Much as with the first ‘Diary’, this is a why-dunnit more than a who-dunnit: the book doesn’t pretend to be something that it’s not, there are few red herrings and there’s no desire to confound the readers into oblivion, an irritating quality in some crime fiction. Instead, the focus is on the journey (quite literally) – finding out how Gary will solve the case and what the comeuppance will be is the biggest part of this novel, and it makes it something refreshingly different.
And, of course, where would this all be without the company of Mark, Gary’s trusted (and much beleaguered) sidekick, who finally gets the recognition he deserves, even if this is from strangers rather than his friend in need. The repartee between the two is the highlight of the book; I’m fairly confident I could read a book full of their day-to-day conversations and name it a hit. Not only are their witticisms and barbs entertaining, they’re hugely real; nothing feels forced, it’s a real relationship that helps to drive the plot towards its final destination.
There’s no doubt about it, setting sail with Gary is light, entertaining and intriguing. Forget the high seas, set sail for Amazon or Smashwords to download a copy!

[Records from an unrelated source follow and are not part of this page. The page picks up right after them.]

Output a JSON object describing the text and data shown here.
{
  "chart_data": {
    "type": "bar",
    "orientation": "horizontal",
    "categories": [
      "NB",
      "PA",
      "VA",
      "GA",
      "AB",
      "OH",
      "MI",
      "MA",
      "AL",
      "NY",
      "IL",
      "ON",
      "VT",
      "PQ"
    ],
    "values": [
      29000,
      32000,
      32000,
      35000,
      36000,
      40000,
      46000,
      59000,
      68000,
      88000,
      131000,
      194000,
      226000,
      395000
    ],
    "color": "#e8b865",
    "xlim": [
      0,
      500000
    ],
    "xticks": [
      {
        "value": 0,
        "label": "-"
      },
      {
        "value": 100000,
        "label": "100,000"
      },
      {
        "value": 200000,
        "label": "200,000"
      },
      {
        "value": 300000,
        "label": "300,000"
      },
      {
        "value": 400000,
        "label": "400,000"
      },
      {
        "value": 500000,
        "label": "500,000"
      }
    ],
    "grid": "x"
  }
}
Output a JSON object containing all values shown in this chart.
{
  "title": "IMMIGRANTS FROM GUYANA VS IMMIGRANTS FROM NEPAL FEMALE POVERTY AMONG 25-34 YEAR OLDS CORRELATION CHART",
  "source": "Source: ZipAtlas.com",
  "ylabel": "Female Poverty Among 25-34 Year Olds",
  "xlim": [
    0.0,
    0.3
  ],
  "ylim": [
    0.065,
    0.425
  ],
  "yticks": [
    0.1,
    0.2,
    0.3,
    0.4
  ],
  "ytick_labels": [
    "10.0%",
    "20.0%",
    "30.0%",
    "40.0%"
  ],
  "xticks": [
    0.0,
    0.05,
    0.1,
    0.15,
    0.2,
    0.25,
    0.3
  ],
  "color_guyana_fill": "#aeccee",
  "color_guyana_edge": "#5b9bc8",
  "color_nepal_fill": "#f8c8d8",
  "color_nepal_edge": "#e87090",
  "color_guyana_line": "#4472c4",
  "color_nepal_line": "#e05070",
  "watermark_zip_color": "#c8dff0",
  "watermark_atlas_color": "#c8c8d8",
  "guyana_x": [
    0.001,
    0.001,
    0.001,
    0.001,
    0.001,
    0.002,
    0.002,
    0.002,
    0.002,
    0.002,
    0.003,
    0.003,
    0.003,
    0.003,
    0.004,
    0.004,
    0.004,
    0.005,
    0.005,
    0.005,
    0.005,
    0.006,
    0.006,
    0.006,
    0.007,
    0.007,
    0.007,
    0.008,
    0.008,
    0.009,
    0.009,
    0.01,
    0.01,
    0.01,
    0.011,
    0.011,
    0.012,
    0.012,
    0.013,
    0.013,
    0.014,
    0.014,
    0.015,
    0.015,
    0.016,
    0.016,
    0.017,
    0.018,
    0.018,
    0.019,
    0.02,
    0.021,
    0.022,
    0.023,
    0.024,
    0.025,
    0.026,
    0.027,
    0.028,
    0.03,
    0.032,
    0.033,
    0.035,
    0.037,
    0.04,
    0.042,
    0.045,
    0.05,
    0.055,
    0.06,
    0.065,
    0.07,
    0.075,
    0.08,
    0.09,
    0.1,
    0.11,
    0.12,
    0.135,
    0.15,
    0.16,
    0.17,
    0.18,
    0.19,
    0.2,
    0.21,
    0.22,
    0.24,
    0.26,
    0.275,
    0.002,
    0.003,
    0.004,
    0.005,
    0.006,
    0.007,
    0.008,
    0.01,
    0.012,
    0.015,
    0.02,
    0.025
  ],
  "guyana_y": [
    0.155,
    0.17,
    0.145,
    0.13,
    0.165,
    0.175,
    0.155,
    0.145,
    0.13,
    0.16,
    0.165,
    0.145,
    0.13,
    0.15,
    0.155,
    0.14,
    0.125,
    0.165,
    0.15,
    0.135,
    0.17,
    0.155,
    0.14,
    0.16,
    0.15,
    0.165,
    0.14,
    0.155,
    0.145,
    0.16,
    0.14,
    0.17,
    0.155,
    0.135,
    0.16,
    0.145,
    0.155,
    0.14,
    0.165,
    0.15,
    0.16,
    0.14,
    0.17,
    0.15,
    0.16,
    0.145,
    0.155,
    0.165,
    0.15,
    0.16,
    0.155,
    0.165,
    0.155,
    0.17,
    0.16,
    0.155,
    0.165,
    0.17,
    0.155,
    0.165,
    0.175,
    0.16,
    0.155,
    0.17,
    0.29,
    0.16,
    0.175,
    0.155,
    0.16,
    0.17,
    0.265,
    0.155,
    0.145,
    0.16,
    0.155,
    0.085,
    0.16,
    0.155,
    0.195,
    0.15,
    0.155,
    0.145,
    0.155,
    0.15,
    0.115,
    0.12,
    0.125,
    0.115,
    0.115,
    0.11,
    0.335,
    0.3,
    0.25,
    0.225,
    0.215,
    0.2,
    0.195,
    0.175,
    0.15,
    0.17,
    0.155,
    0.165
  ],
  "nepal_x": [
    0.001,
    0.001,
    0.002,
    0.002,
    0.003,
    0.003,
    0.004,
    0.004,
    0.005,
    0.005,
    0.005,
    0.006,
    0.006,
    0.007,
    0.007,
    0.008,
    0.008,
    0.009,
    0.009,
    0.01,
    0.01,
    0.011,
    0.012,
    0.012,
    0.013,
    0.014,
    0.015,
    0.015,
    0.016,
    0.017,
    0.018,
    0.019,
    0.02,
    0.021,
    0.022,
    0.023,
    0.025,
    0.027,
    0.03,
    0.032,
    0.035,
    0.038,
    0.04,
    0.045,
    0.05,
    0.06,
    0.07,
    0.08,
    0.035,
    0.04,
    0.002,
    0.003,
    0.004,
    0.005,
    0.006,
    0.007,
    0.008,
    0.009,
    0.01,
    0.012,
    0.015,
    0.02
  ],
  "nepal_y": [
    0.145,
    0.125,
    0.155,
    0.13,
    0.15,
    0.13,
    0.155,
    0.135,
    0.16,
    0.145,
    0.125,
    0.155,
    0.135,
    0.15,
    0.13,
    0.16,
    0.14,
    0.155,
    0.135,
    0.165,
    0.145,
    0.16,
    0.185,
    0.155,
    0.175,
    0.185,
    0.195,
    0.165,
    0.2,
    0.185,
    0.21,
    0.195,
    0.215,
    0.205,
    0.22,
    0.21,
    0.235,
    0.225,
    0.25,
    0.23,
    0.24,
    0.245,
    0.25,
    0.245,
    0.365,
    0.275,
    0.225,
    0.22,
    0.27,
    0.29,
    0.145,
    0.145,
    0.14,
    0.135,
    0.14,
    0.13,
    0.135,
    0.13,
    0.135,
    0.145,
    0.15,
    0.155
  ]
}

A first publication for author Glyn Timmins, ‘From the Diary…’ is a collection of five short stories about a retired cop-turned-antiques dealer and his attempts to forge a new career but not quite being able to leave the
old one behind.
Our protagonist, Gary Farrow, is an incredibly likeable character, full of dry witticisms and interesting insights which make his discoveries and capabilities plausible and engaging to follow. Likewise, the reluctance and yet near-rubbernecking compliance of his friend and mentor, Mark Foster-Blythe, is incredibly entertaining, playing the role of sidekick well in order to add a unique twist on a budding bromance.
The stories are interwoven with emotional depth, tangible crimes and burgeoning descriptions which bring an element ofsophistication and intelligence to the situations Farrow finds himself in. My particular favourite was The Coffee Shop Conundrum, which was an ideal blend of witticism between the two friends and emotional depth to make you engaged with the characters’ situation.
The beauty of this collection is that it represents an antidote to modern crime fiction which feels the needs to lead you a merry dance before a (sometimes disappointing) conclusion, often without the degree of tangibility that Timmins provides through his former career as (surprise!) a police officer himself. These are light-hearted, enjoyable and cleverly-crafted stories, and show a level of success not often seen in first books. Bring on the next Farrow outings!